Realidade sociocultural angolana em palco

Manuel Albano |
1 de Setembro, 2016

Fotografia: Santos Pedro

A personalidade dos angolanos que conseguiram manter viva a chama da identidade cultural mesmo durante o confronto com a inquisição e o poder colonial é apresentada sábado, às 20h00, no Instituto Superior de Artes (Isartes), na Centralidade do Kilamba, em Luanda, na peça “A filha do bruxo” do colectivo de artes Julu.

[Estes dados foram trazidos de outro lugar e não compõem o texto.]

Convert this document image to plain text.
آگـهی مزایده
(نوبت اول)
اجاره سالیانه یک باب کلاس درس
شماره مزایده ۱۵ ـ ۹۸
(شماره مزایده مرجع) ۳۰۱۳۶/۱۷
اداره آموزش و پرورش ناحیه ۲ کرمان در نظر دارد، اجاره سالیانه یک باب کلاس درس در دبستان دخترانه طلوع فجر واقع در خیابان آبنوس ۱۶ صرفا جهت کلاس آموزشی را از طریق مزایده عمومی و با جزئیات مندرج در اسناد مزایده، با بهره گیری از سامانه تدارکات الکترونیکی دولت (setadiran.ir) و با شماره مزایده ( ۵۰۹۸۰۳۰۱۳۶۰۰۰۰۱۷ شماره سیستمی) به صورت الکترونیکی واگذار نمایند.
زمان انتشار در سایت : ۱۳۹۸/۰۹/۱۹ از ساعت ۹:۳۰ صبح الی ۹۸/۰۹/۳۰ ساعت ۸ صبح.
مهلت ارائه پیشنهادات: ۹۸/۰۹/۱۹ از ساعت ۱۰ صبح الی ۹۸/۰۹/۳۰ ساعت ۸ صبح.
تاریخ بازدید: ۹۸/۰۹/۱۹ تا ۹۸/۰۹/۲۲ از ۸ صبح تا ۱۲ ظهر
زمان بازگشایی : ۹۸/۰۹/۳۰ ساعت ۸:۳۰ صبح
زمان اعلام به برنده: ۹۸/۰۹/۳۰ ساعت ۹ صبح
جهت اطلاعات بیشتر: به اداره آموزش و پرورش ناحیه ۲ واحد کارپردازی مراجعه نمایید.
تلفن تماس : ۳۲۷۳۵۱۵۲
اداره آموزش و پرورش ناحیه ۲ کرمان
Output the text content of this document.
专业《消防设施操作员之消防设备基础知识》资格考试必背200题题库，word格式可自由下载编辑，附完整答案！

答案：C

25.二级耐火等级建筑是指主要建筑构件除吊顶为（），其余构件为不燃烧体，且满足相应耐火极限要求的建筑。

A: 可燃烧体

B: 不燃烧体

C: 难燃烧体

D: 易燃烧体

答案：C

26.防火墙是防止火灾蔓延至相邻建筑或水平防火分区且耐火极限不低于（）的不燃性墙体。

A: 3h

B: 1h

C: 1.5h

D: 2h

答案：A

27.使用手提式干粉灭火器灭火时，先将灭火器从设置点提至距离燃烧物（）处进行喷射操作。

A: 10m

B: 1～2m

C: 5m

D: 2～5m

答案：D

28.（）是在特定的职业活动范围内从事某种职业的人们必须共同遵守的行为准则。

A peça, que deu ao colectivo o Prémio Nacional de Cultura e Artes, edição 2015, na disciplina de Teatro, é apresentada no âmbito do Circuito Internacional de Teatro (CIT), que reserva uma apresentação de espectáculos todos os fins-de-semana até 17 de Setembro, Dia do Herói Nacional.
A peça é uma pequena homenagem a alguns angolanos que, pela fé demonstrada ao longo dos anos e apesar de fragilizados pelos conflitos entre si, mantiveram vivos os usos, os costumes e as tradições dos ancestrais.
“A filha do bruxo” leva o público para uma viagem pela tradição angolana, num percurso iniciado no século XIX e que continua até hoje, onde a prática do feitiço é vista como um ritual capaz de gerar intrigas entre os nativos de uma aldeia no Cuanza Sul e o colono.
A peça, escrito por Armando Rosa e encenado por Lourenço Mateus, é o resultado de um trabalho de pesquisa sobre a importância da defesa da identidade nacional numa época em que os nacionais viviam dificuldades devido às tradições.
O actor Manuel Teixeira disse, ontem, ao Jornal de Angola, que a peça pretende criar uma maior reflexão sobre os aspectos do dia-a-dia de algumas aldeias do interior do país, muitas vezes ignorados pela sociedade, e onde a feitiçaria é parte da herança cultural de várias populações.  Apesar dos avanços da tecnologia, argumenta, ainda somos um povo muito enraizado em vários princípios, que, mesmo não sendo tão visíveis na capital do país, são referência noutras regiões, sustentou.
Para o actor, o espectáculo também é um contributo para este tipo de conhecimento, aos poucos esquecido pela nova geração, mas que é uma parte essencial do folclore. “É preciso ensinar mais os jovens sobre a importância da defesa e valorização da cultura e das tradições nacionais.”

Intervenção social

“Meninos de rua” é o título da peça a ser exibida no domingo, às 20h00, no Instituto Superior de Artes (Isartes), na Centralidade do Kilamba,  pelo grupo Njila, no âmbito do âmbito do Circuito Internacional de Teatro. O encenador do grupo Valdemar Francisco “Vlad” disse que a peça “Meninos de rua” narra a vivência de seis meninos que vivem ao relento nas avenidas de Luanda, por vários motivos.
Motivos esses, explica, relacionados com a fuga à paternidade, questões culturais como acusação de feitiçaria, maltrato, incesto e exploração de menores. “A vontade de fazer diferente é o que nos motivou a escrever a peça.”
A vontade de falar de um problema social pouco discutido por outros grupos é, segundo o responsável, a principal razão que os motivou a escrever a obra. “Saímos à rua, jogámos futebol, comemos e dormimos com alguns meninos de rua durante dois dias, por forma a poder compreender melhor as suas motivações e a realidade na rua”, argumenta o também actor.
O Njila Teatro é um grupo que foi fundado em 2009, por Valdemar Francisco “Vlad” e o colega Paulo do Rosário. Derivou de uma formação ministrada por professores angolanos, brasileiros e cubanos sob a tutela da companhia de Arte Horizonte Njinga Mbande.
Depois dessa formação em teatro, cinema e televisão que durou oito meses, os actores sentiram necessidade de formar um grupo de teatro, com a intenção de dar continuidade à formação recebida e, desta forma, não perder a prática.
A primeira edição do Circuito Internacional de Teatro arrancou no passado dia 1, no Isartes, na Centralidade do Kilamba, em Luanda.